Good Credit, Bad Credit: 3 Ways Credit Scores Can Affect Students

Good Credit, Bad Credit: 3 Ways Credit Scores Can Affect Students

contributed by Jenna Wilson

For better or for worse, we live in a credit-driven economy.

As such, your credit score is one of the most important numbers connected to your finances. That one number can affect large purchases, among many other problems. Few people realize that a bad credit score can also hold back a career before it even starts.

It’s your right to access your credit report for free once a year in order to check your credit score. If your credit score falls below 650, students may experience financial and professional setbacks.

While ‘having good credit’ seems like a no-brainer, here are three specific ways good credit benefits you.

1. Better Interest Rates

The most obvious way a poor credit score can have a negative impact is by limiting your ability to get a loan and open lines of credit. When a loan is approved the interest rate paid is largely based on creditworthiness. A low credit score can end up costing a person thousands in additional interest.

-Student Loans

Paying for law school can easily cost $50,000 or more in most states. Going to medical school costs at least $100,000 in tuition alone. The average medical student takes out nearly $165,000 in student loans. It’s the equivalent of purchasing a home in many cities. Without good credit, some students would never be able to become a doctor.

Many people need a little financial assistance just to earn their bachelor’s degree, which averages out to $9,650 a year in tuition and fees for in-state students at a public college. Without student loans, you may have to rely on more expensive resources like credit cards.

-Home Loans

Getting a home loan can prove to be equally difficult for those who have bad credit. At such high loan amounts, even a slight increase in the interest rate can dramatically change the monthly expenses. You’ll also have to save much more due to higher down payment requirements. The barrier of entry for homeownership is lower for those who have excellent credit and pose less of a risk in the eyes of lenders.

-Automotive loans

For many students, a car purchase is the first experience with taking out a loan. Typically, auto dealers are more lenient with credit score than banks, but the expense is higher interest rates and longer terms that increase the total cost. Having to go through a dealer can also increase the price paid for the vehicle compared to buying directly from the seller using a secured personal loan.

If you’ve never used credit before and have a very limited credit history you may have to lease a vehicle before you can buy one. Use it as an opportunity to build your credit score by making sure to make every payment on time.

2. More Options for Buying, Renting, and Leasing

If you’re a renter your credit score can still affect your living situation. Landlord and property managers run credit report checks as a part of the background check for the same reason lenders do. They want to see how consistent you are at making monthly payments.

Typically, landlords require that applicants have a fair to excellent credit score. That would include scores ranging from 650-850. Without a fair credit score, your housing options could be limited.

3. Credit Can be Part of a Student’s ‘Resume’

Poor credit indirectly hurts a student’s career by making college less affordable. However, being able to take out student loans for college isn’t the only way your credit score can affect your career.

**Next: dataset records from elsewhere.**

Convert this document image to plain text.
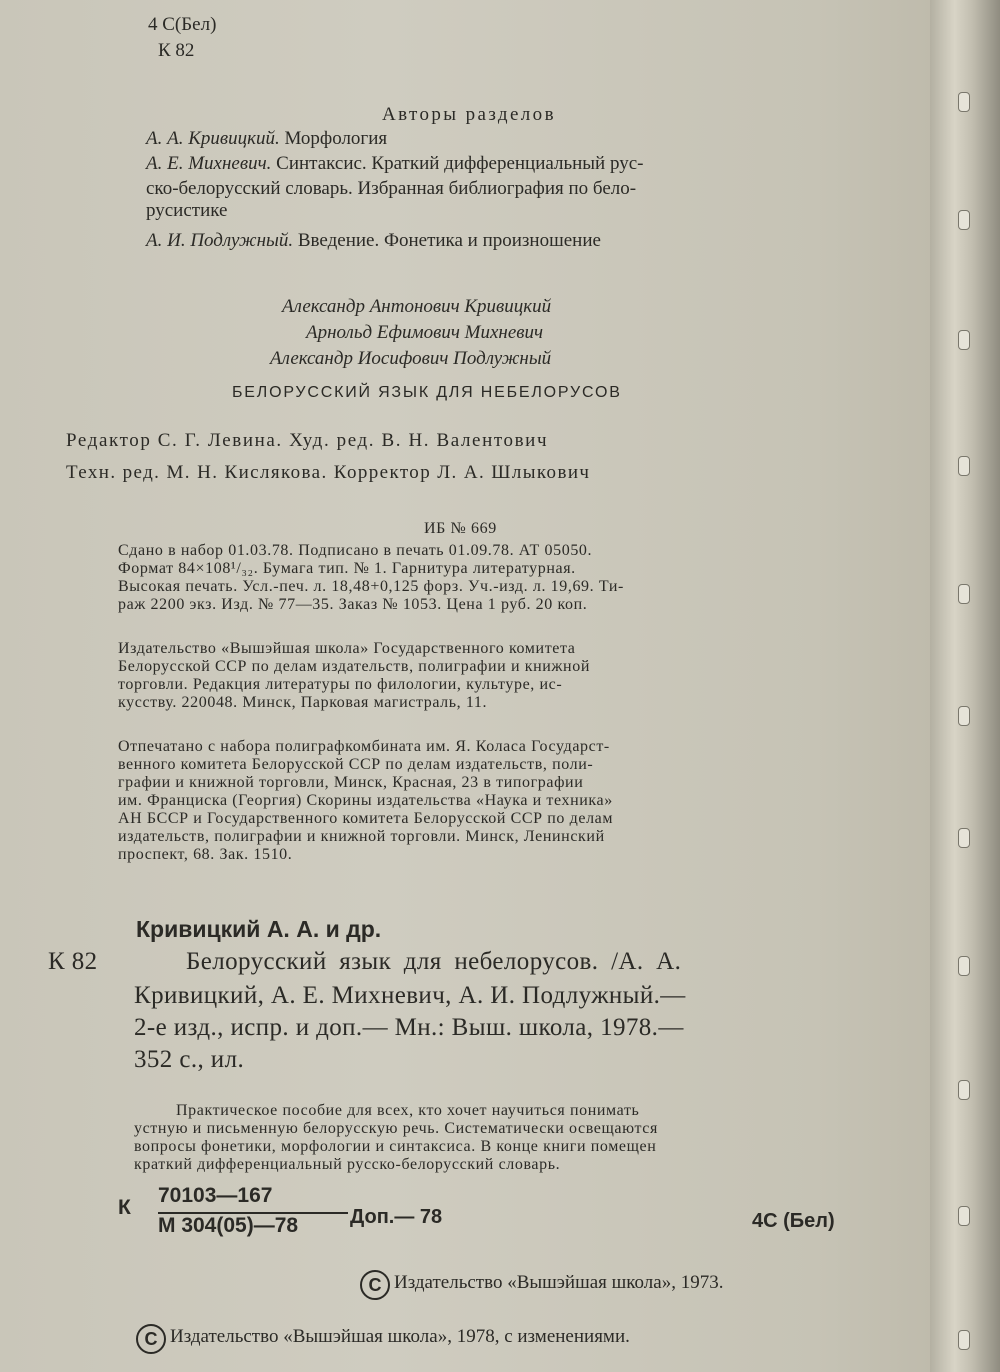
4 С(Бел)
К 82
Авторы разделов
А. А. Кривицкий. Морфология
А. Е. Михневич. Синтаксис. Краткий дифференциальный рус-
ско-белорусский словарь. Избранная библиография по бело-
русистике
А. И. Подлужный. Введение. Фонетика и произношение
Александр Антонович Кривицкий
Арнольд Ефимович Михневич
Александр Иосифович Подлужный
БЕЛОРУССКИЙ ЯЗЫК ДЛЯ НЕБЕЛОРУСОВ
Редактор С. Г. Левина. Худ. ред. В. Н. Валентович
Техн. ред. М. Н. Кислякова. Корректор Л. А. Шлыкович
ИБ № 669
Сдано в набор 01.03.78. Подписано в печать 01.09.78. АТ 05050.
Формат 84×108¹/₃₂. Бумага тип. № 1. Гарнитура литературная.
Высокая печать. Усл.-печ. л. 18,48+0,125 форз. Уч.-изд. л. 19,69. Ти-
раж 2200 экз. Изд. № 77—35. Заказ № 1053. Цена 1 руб. 20 коп.
Издательство «Вышэйшая школа» Государственного комитета
Белорусской ССР по делам издательств, полиграфии и книжной
торговли. Редакция литературы по филологии, культуре, ис-
кусству. 220048. Минск, Парковая магистраль, 11.
Отпечатано с набора полиграфкомбината им. Я. Коласа Государст-
венного комитета Белорусской ССР по делам издательств, поли-
графии и книжной торговли, Минск, Красная, 23 в типографии
им. Франциска (Георгия) Скорины издательства «Наука и техника»
АН БССР и Государственного комитета Белорусской ССР по делам
издательств, полиграфии и книжной торговли. Минск, Ленинский
проспект, 68. Зак. 1510.
Кривицкий А. А. и др.
К 82	Белорусский язык для небелорусов. /А. А.
Кривицкий, А. Е. Михневич, А. И. Подлужный.—
2-е изд., испр. и доп.— Мн.: Выш. школа, 1978.—
352 с., ил.
Практическое пособие для всех, кто хочет научиться понимать
устную и письменную белорусскую речь. Систематически освещаются
вопросы фонетики, морфологии и синтаксиса. В конце книги помещен
краткий дифференциальный русско-белорусский словарь.
К
70103—167
М 304(05)—78	Доп.— 78	4С (Бел)
C Издательство «Вышэйшая школа», 1973.
C Издательство «Вышэйшая школа», 1978, с изменениями.
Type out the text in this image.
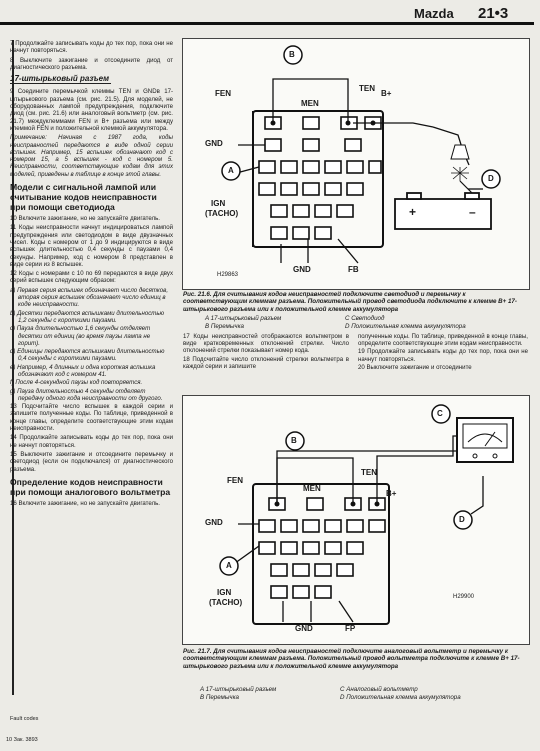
Mazda 21•3

7 Продолжайте записывать коды до тех пор, пока они не начнут повторяться.

8 Выключите зажигание и отсоедините диод от диагностического разъема.

17-штырьковый разъем

9 Соедините перемычкой клеммы TEN и GNDв 17-штырькового разъема (см. рис. 21.5). Для моделей, не оборудованных лампой предупреждения, подключите диод (см. рис. 21.6) или аналоговый вольтметр (см. рис. 21.7) междуклеммами FEN и B+ разъема или между клеммой FEN и положительной клеммой аккумулятора.

Примечание: Начиная с 1987 года, коды неисправностей передаются в виде одной серии вспышек. Например, 15 вспышек обозначают код с номером 15, а 5 вспышек - код с номером 5. Неисправности, соответствующие кодам для этих моделей, приведены в таблице в конце этой главы.

Модели с сигнальной лампой или считывание кодов неисправности при помощи светодиода

10 Включите зажигание, но не запускайте двигатель.

11 Коды неисправности начнут индицироваться лампой предупреждения или светодиодом в виде двузначных чисел. Коды с номером от 1 до 9 индицируются в виде вспышек длительностью 0,4 секунды с паузами 0,4 секунды. Например, код с номером 8 представлен в виде серии из 8 вспышек.

12 Коды с номерами с 10 по 69 передаются в виде двух серий вспышек следующим образом:

a) Первая серия вспышек обозначает число десятков, вторая серия вспышек обозначает число единиц в коде неисправности.
b) Десятки передаются вспышками длительностью 1,2 секунды с короткими паузами.
c) Пауза длительностью 1,6 секунды отделяет десятки от единиц (во время паузы лампа не горит).
d) Единицы передаются вспышками длительностью 0,4 секунды с короткими паузами.
e) Например, 4 длинных и одна короткая вспышка обозначают код с номером 41.
f) После 4-секундной паузы код повторяется.
g) Пауза длительностью 4 секунды отделяет передачу одного кода неисправности от другого.

13 Подсчитайте число вспышек в каждой серии и запишите полученные коды. По таблице, приведенной в конце главы, определите соответствующие этим кодам неисправности.

14 Продолжайте записывать коды до тех пор, пока они не начнут повторяться.

15 Выключите зажигание и отсоедините перемычку и светодиод (если он подключался) от диагностического разъема.

Определение кодов неисправности при помощи аналогового вольтметра

16 Включите зажигание, но не запускайте двигатель.

B
FEN
MEN
TEN
B+
GND
A
IGN
(TACHO)
GND	FB
D
+	–
H29863
Рис. 21.6. Для считывания кодов неисправностей подключите светодиод и перемычку к соответствующим клеммам разъема. Положительный провод светодиода подключите к клемме B+ 17-штырькового разъема или к положительной клемме аккумулятора
A 17-штырьковый разъем	C Светодиод
B Перемычка	D Положительная клемма аккумулятора

17 Коды неисправностей отображаются вольтметром в виде кратковременных отклонений стрелки. Число отклонений стрелки показывает номер кода.

18 Подсчитайте число отклонений стрелки вольтметра в каждой серии и запишите

полученные коды. По таблице, приведенной в конце главы, определите соответствующие этим кодам неисправности.

19 Продолжайте записывать коды до тех пор, пока они не начнут повторяться.

20 Выключите зажигание и отсоедините

C
B
FEN
MEN
TEN
B+
GND
A
IGN
(TACHO)
GND	FP
D
H29900
Рис. 21.7. Для считывания кодов неисправностей подключите аналоговый вольтметр и перемычку к соответствующим клеммам разъема. Положительный провод вольтметра подключите к клемме B+ 17-штырькового разъема или к положительной клемме аккумулятора
A 17-штырьковый разъем	C Аналоговый вольтметр
B Перемычка	D Положительная клемма аккумулятора
Fault codes
10 Зак. 3893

Many employers run a credit check on job applicants. Any position that will require security clearance will include a review of your credit report. Jobs that are financially-related also typically include a credit check. A poor credit score can indicate financial stress or past issues managing money, which is considered a risk. On the opposite end of the spectrum, applicants with excellent credit are, for better or worse, seen as responsible and reliable.

Our credit scores come into play throughout our adult lives. By treating their credit use as they would the college admissions preparation and testing, students can enjoy more flexibility and reduced costs after graduation.